ADVERTISEMENT

On a risky run

Update: 2018-08-01 05:30 IST

For the past six days or so, stock markets are on dream run, setting new records with every passing day. Benchmark BSE Sensex hit an all-time high of 37,606.58 points yet again on Tuesday. Not to be left behind, NSE Nifty scaled to new peak of 11,356 points. Markets witnessed similar records in the past one week or so. 

Reliance Industries, India’s biggest business conglomerate, has been driving markets for the last couple of days. RIL led by Mukesh Ambani, India’s richest man, posted a stellar first quarter results with its net profit zooming to a record Rs 9,459 crore during April-June period. 

ADVERTISEMENT

It released the results on Friday. And within two days, it replaced TCS, the profit-spinning machine of Tata Group, as the country’s most valued company by market capitalisation. With its share price rising by 3.14 per cent to Rs 1,185 a piece on BSE on Tuesday, its market capitalisation rose to Rs 7.51 lakh crore, nearly Rs 8,000 crore more than that of TCS (Rs 7.43 lakh crore).

But these stock market fireworks are baffling many. It’s true that decent financial results being reported by companies is a good cause for celebration on D-Street. Going by that measure, stock market indices are likely to be on fire for some more days unless Reserve Bank of India pushes any unpalatable news down their throats when it announces third bi-monthly monetary policy for this fiscal on Wednesday. However, that downward tendency may be one-day affair and markets are likely to be back on green track and may continue bull run for a few more days.  

Nevertheless, it’s time for stock market investors to turn cautious and take the record setting run with pinch of salt as long-term macroeconomic indicators are not so exciting. Inflation is on a rising trajectory owing to higher oil prices and other factors. Though crude oil prices are cooling now, they are still at higher levels for a country like India which heavily depends on oil imports. In addition, Indian rupee on a weak wicket. In fact, weak rupee is the primary reason for robust profits reported by companies like Hyderabad-based Dr Reddy’s Laboratories whose performance is linked to its sales in the US market. 

Against this backdrop, it’s not surprising that volatility levels in Indian stock markets are in double digits.

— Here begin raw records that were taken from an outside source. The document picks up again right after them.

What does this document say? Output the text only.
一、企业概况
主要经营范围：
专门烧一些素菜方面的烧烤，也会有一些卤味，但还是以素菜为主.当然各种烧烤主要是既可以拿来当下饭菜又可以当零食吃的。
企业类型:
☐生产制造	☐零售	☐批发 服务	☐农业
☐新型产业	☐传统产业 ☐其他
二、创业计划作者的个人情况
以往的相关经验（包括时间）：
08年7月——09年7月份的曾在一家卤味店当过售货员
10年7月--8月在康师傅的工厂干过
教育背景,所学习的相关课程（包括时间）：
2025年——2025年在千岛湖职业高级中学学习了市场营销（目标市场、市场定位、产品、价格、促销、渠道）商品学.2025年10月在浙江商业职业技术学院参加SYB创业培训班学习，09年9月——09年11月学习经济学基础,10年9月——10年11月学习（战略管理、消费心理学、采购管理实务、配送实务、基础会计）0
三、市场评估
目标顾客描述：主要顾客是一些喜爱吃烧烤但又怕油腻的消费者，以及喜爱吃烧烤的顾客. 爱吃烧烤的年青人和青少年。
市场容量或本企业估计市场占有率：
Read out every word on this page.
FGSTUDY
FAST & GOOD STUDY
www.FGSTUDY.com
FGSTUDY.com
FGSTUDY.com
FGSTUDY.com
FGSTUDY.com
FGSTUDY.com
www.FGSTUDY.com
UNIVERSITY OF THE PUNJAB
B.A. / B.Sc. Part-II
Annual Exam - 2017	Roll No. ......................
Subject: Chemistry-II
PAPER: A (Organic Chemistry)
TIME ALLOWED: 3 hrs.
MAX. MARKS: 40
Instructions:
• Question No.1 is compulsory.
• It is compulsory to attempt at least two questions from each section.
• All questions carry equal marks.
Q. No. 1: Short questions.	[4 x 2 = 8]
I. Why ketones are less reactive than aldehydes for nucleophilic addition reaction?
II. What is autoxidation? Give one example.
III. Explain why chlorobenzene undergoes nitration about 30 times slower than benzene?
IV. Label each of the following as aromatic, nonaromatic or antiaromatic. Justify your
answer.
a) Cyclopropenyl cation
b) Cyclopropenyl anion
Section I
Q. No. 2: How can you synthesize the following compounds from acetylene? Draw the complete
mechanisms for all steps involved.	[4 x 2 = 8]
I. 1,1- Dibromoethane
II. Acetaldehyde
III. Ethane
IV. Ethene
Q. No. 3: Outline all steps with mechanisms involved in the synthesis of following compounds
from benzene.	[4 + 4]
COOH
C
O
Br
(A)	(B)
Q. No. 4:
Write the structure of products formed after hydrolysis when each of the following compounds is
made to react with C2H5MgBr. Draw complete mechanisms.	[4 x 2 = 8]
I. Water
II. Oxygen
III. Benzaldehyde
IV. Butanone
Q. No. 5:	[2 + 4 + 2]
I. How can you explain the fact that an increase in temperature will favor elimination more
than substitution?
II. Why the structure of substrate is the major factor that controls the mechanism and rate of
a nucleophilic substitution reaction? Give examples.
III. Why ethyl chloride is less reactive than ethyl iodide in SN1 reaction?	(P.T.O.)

Volatility index (VIX) increased to 12.59 per cent in the last one month. Moreover, Profit to Earning (P/E) ratio for Nifty 50 crossed alarming level of 28 on July 27 and reached 28.22 on Tuesday. A P/E ratio of above 28 means the markets have entered a bubble zone. 

As a technical expert pointed out, Nifty P/E ratio crossed 28 levels in January 2018. It could sustain that level only for three days before falling to 10. It’s to be seen how long markets will sustain such a high level of P/E ratios this time. The other aspect is whether markets will crash land, sending stock prices into a tailspin. If that happens, investors will lose heavily. Therefore, it’s high time to exercise caution before it’s too late.